Davanın temeli vekillik sözleşmesi olup, özen borcuna aykırılığa dayandırılmıştır (BK m. 386-390). Vekil, vekalet görevine konu işi görürken yöneldiği sonucun elde edilmemesinden sorumlu değil ise de, bu sonuca ulaşmak için gösterdiği çabanın, yaptığı işlemlerin, eylemlerin ve davranışların özenli olmayışından doğan zararlardan dolayı sorumludur. Vekilin sorumluluğu, genel olarak işçinin sorumluluğuna ilişkin kurallara bağlıdır. Vekil, işçi gibi özenle davranmak zorunda olup, en hafif kusurundan bile sorumludur (BK m. 321/1). O nedenle davacının tedavisini üstlenen hastane ve doktorların meslek alanı içinde olan bütün kusurları, hafif de olsa, sorumluluğun unsuru olarak kabul edilmelidir. Az yukarıda açıklandığı üzere, doktor tedavi nedeniyle yöneldiği sonucun elde edilmemesinden sorumlu değil ise de, bu sonuca ulaşmak için gösterdiği çabanın, yaptığı işlemlerin eylemlerin ve davranışların özenli olmayışından doğan zararlardan sorumludur. Keza en hafif kusurundan dahi hukuken sorumluluk altındadır. Bu nedenle de bilirkişi raporu önem kazanmakta olup, rapor taraf, hakim ve Yargıtay denetimine elverişli bulunmalıdır. Bilirkişi; doktorun seçilen tedavi yöntemi ve tedavi aşamalarında gerekli titizliği gösterip göstermediğini uygulanacak tedavi yöntemi ve aşamalarda gerekli titizliği gösterip göstermediğini, uygulanması gereken tedavinin ne olması gerektiğini, doktor tarafından uygulanan tedavinin ne olduğunu, ayrıntılı ve gerekçeli açıklamalı ve sonuca ulaşmalıdır. Bu bağlamda salt yapılan işlemin ne olduğunu açıklamak yeterli kabul edilemez. Kaldı ki, bilirkişi tarafların itirazlarını da mutlaka karşılamalı ve aydınlatıcı olmalıdır. Hakim’in de bilirkişinin somut olayda görüşünün dosya kapsamına uygun olup olmadığını da denetlemesi gerekmektedir. (TMK.nun md. 4, HUMK.nun md. 240) Dairemizin kararlılık kazanmış uygulamaları ve içtihatları da bu yöndedir
Somut olayda ise; Hükme esas alınan Adli Tıp Kurumu 3. İhtisas Kurulu raporunda meydana gelen arızanın bu tip operasyonlar sonrasında görülebilecek komplikasyonlardan olduğu cihetle davalı doktora kusur izafe edilemeyeceği belirtilmiştir.Öyle olunca Adli Tıp Kurumu raporu yukarıda belirtilen ilkeler ışığında hüküm kurmaya yeterli değildir. Bu durumda mahkemece Üniversitelerin ilgili ana bilim dallarından seçilecek, konularında uzman bilirkişilerden oluşmuş bir kurul aracılığı ile, davalının hukuki konum ve sorumlulukları dosyada mevcut delillerle birlikte bir bütün olarak değerlendirilip, yapılması gerekenle yapılan müdahale ve tedavinin ne olduğu, tıbbın gerek ve kurallarına göre olayda doktora kusur izafe edilip edilmeyeceğini gösteren, nedenlerini açıklayıcı, taraf, mahkeme ve Yargıtay denetimine elverişli rapor alınmak ve böylece hasıl olacak sonuca uygun karar vermektir. Mahkemece değinilen bu yön gözardı edilerek yazılı şekilde eksik inceleme ile hüküm kurulmuş olması usul ve yasaya aykırıdır. Bozmayı gerektirir.
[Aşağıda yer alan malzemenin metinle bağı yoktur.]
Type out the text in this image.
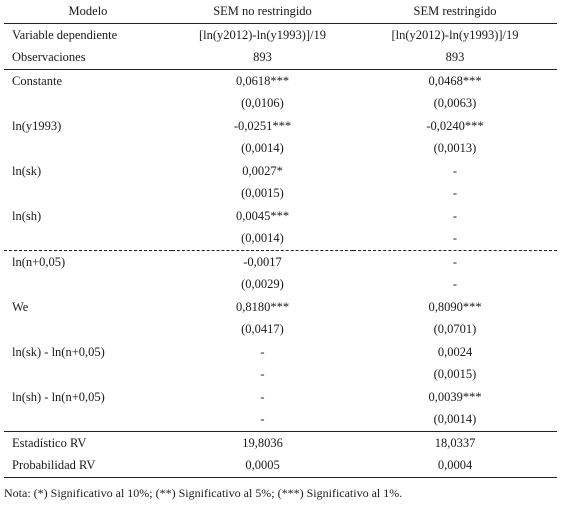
Modelo	SEM no restringido	SEM restringido
Variable dependiente	[ln(y2012)-ln(y1993)]/19	[ln(y2012)-ln(y1993)]/19
Observaciones	893	893
Constante	0,0618***	0,0468***
	(0,0106)	(0,0063)
ln(y1993)	-0,0251***	-0,0240***
	(0,0014)	(0,0013)
ln(sk)	0,0027*	-
	(0,0015)	-
ln(sh)	0,0045***	-
	(0,0014)	-
ln(n+0,05)	-0,0017	-
	(0,0029)	-
We	0,8180***	0,8090***
	(0,0417)	(0,0701)
ln(sk) - ln(n+0,05)	-	0,0024
	-	(0,0015)
ln(sh) - ln(n+0,05)	-	0,0039***
	-	(0,0014)
Estadístico RV	19,8036	18,0337
Probabilidad RV	0,0005	0,0004
Nota: (*) Significativo al 10%; (**) Significativo al 5%; (***) Significativo al 1%.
SONUÇ: Açıklanan nedenlerle davacı tarafından temyiz olunan mahkeme kararının davacı yararına BOZULMASINA, peşin alınan 24.30 TL harcın istek halinde iadesine, HUMK’nun 440/1 maddesi uyarınca tebliğden itibaren ... gün içerisinde karar düzeltme yolu açık olmak üzere, 18.11.2013 gününde oybirliğiyle karar verildi.